Mocha was my longest relationship ever and it will be one I hold tight to by heart always. Over the last few days,I  have been looking for her in her favorite spots without even thinking or knowing I am doing it until a few moments later. I listen to my morning alarm and wait, wait for her to jump on my chest until I get out of bed but nothing happens. She would want me up so she could lay in my body heat before I made the bed after my cup of coffee. She lived well, she survived lots of things like being caught twice by two German shepherds,(King ) and (Gracie) side note the only reason they let her go because she peed on them in their mouth. She survived a week out in wilderness without getting attacked by anything when I first moved to the countryside . She found three rattlesnakes outside my bedroom window to warn me through out the summers she lived by the window seals . She's been my heated blanket before there were heated blanket made and then I had to convince her to let me have some of the heated blanket throughout the years.

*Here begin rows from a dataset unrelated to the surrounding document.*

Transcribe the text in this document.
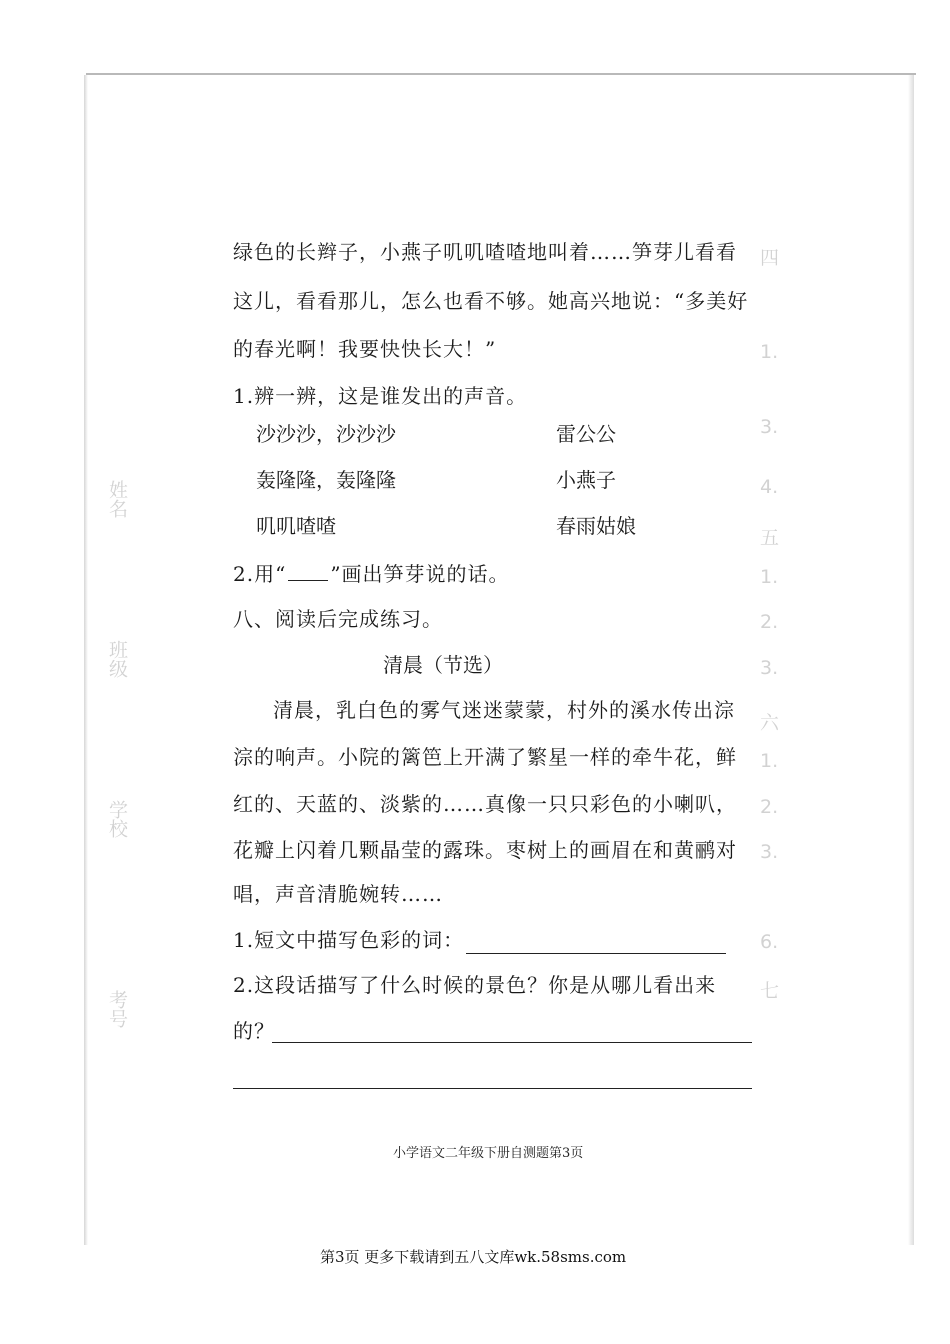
四
1.
3.
4.
五
1.
2.
3.
六
1.
2.
3.
6.
七
姓名
班级
学校
考号
绿色的长辫子，小燕子叽叽喳喳地叫着……笋芽儿看看
这儿，看看那儿，怎么也看不够。她高兴地说：“多美好
的春光啊！我要快快长大！”
1.辨一辨，这是谁发出的声音。
沙沙沙，沙沙沙
轰隆隆，轰隆隆
叽叽喳喳
雷公公
小燕子
春雨姑娘
2.用“ ”画出笋芽说的话。
八、阅读后完成练习。
清晨（节选）
清晨，乳白色的雾气迷迷蒙蒙，村外的溪水传出淙
淙的响声。小院的篱笆上开满了繁星一样的牵牛花，鲜
红的、天蓝的、淡紫的……真像一只只彩色的小喇叭，
花瓣上闪着几颗晶莹的露珠。枣树上的画眉在和黄鹂对
唱，声音清脆婉转……
1.短文中描写色彩的词：
2.这段话描写了什么时候的景色？你是从哪儿看出来
的？
小学语文二年级下册自测题第3页
第3页 更多下载请到五八文库wk.58sms.com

Mocha was my favorite study partner when I went to school; she would seat on my back, my butt and head when I would lay on the floor for hours to distract me from my tasks.  She once brought a headless bird to me in the house and to this very day ,no sign of head in sight... Let all hope she left it outside. My mocha has been through everything with me since the age of ten, through heartbreaks, broken bones, surgeries and the occasional sneak out also the numerous colds. I also remember the time she took out the little christmas tree set we had with her whole body trying to get the dangling ornaments. What I miss the most is hearing her little paws running up and down the hallway tile in the midnight hour because she's fully wake from her full day of naps. I  miss seeing her little paw under the bathroom doors, telling me to let her in or she will open it and let me tell you she opened the door every single time regardless if I was in the bathtub or not. Today I  made my bed with new sheets and it took me just ten minutes to make it but I missed the moment where she would roll all over the bed with the new warm sheets and not let me make it until I caught her first probably in her mind it was my cardio for disturbing here from her nap.

I feel out of place without her and I will probably be for a very long time with her being gone. Reflecting over the last few days and reflecting all of our years together. I can say through all her masterminding moments that we both really understood each other fully and she was my other half but in kitty form. I miss those head nudges for cuddles and kisses the most all. My Favorite little Mocha in the world.